Der Porsche 935 K3 im Jägermeister - Design aus dem Kölner Traditionsrennstall Kremer Racing zählte in den 70er Jahren zu den erfolgreichsten Rennwagen und hat bis heute von seiner Faszination nichts verloren. Am Porsche 934 Turbo begannen die Brüder Erwin und Manfred Kremer mit der Umsetzung Ihrer eigenen Konzepte und Ideen. Mit der Einführung der Gruppe 5 wurde dann der erste Aufbau eines Porsche 935, genannt K1, nach den Gruppe 5 Spezifikationen umgesetzt. Dem K1 folgte der K2 und die beiden Brüder sorgten mit dieser Weiterentwicklung für Furore. Um Gewicht zu sparen, wurde die komplette Frontpartie, die Motorhaube incl. Heckspoiler, die hinteren Kotflügel und die Türen durch selbst designte GFK-Teile ersetzt. Alle Plastikteile wogen insgesamt nur 70 Kilo.

Kremer Porsche 935 K3
Kremer Porsche 935 K3

Der größte Erfolg folgte dann 1979 mit dem Kremer Porsche 935 K3. Als Grundlage diente die aus Zuffenhausen angelieferte Basis-Karosserie des Porsche 930 Turbo, komplementiert durch das aerodynamische und federleichte GFK-Gewand. Spezielle Lufteinlässe lenkten am 935 K3 die Kühlluft und Ansaugluft zu den Kühlern, zum Motor und zu den Bremsen. Alles war auf möglichst viel Abtrieb ausgerichtet.  Um das gesamte Fahrzeug steifer zu machen, wurden die Rohre des Überrollkäfigs bis zu den Aufhängungen verlängert. Dies hatte den positiven Nebeneffekt, dass einige Teile der Karosserie durch leichtere und einfacher zu demontierende Teile ersetzt werden konnten - insbesondere für Servicearbeiten am Motor. Das entscheidende Erfolgsgeheimnis des Kremer Porsche 935 K3 aber war der Ladeluftkühler, welcher die Ansaugluft für die beiden KKK-Lader im Unterschied zu den Werksautos nicht mit Wasser, sondern mit Luft herunterkühlte. Auf Grund dessen konnten die Drei-Liter-Boxermotoren über das gesamte Rennen ihre volles Potential von rund 800 PS bei 8.000 Touren zur Verfügung stellen, während die Kraft bei der Konkurrenz mit Zunahme der Ansaugluft-Temperatur abnahm.

Kremer Porsche 935 K3
Kremer Porsche 935 K3

Das Gesamtpaket passte. Bilstein fertigte für den 935 K3 spezielle Stoßdämpfer - Behr lieferte die Netze für die Kühler- Jägermeister stieg als Sponsor ein und sorgte mit dem Jägermeister-Orange und dem Hirschkopf-Logo für die auffälligste Kremer Porsche 935 K3 Lackierung.

Die Erfolge zeigten sich mit dem Sieg in Le Mans und dem Titel der DRM sowohl auf den Rennstrecken als  auch geschäftlich.

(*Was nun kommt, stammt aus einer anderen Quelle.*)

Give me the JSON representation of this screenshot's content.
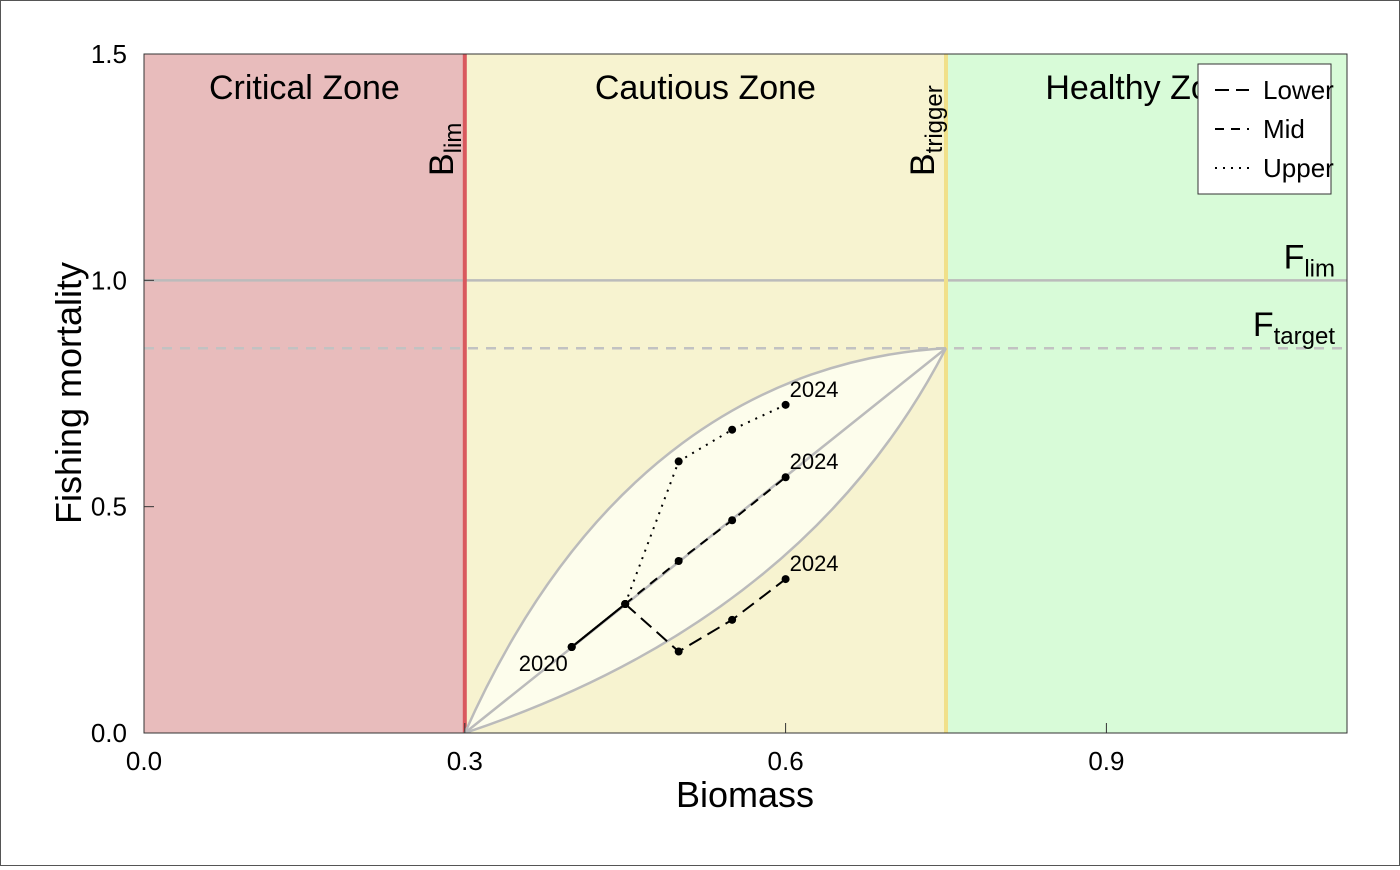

Insgesamt wurden 13 Modelle des K3 gebaut und je nach Ausführung zwischen 350.000 und 375.000 Mark verkauft. Zusätzlich wurden Umbaukits angeboten mittels derer Teams Ihren Serien 935er auf K3-Spezifikation umbauen konnten.

Es ist immer ein besonderer Genuss, einen Kremer Porsche 935 K3 zu sehen und zu hören - also genießt den Moment, wenn es soweit ist.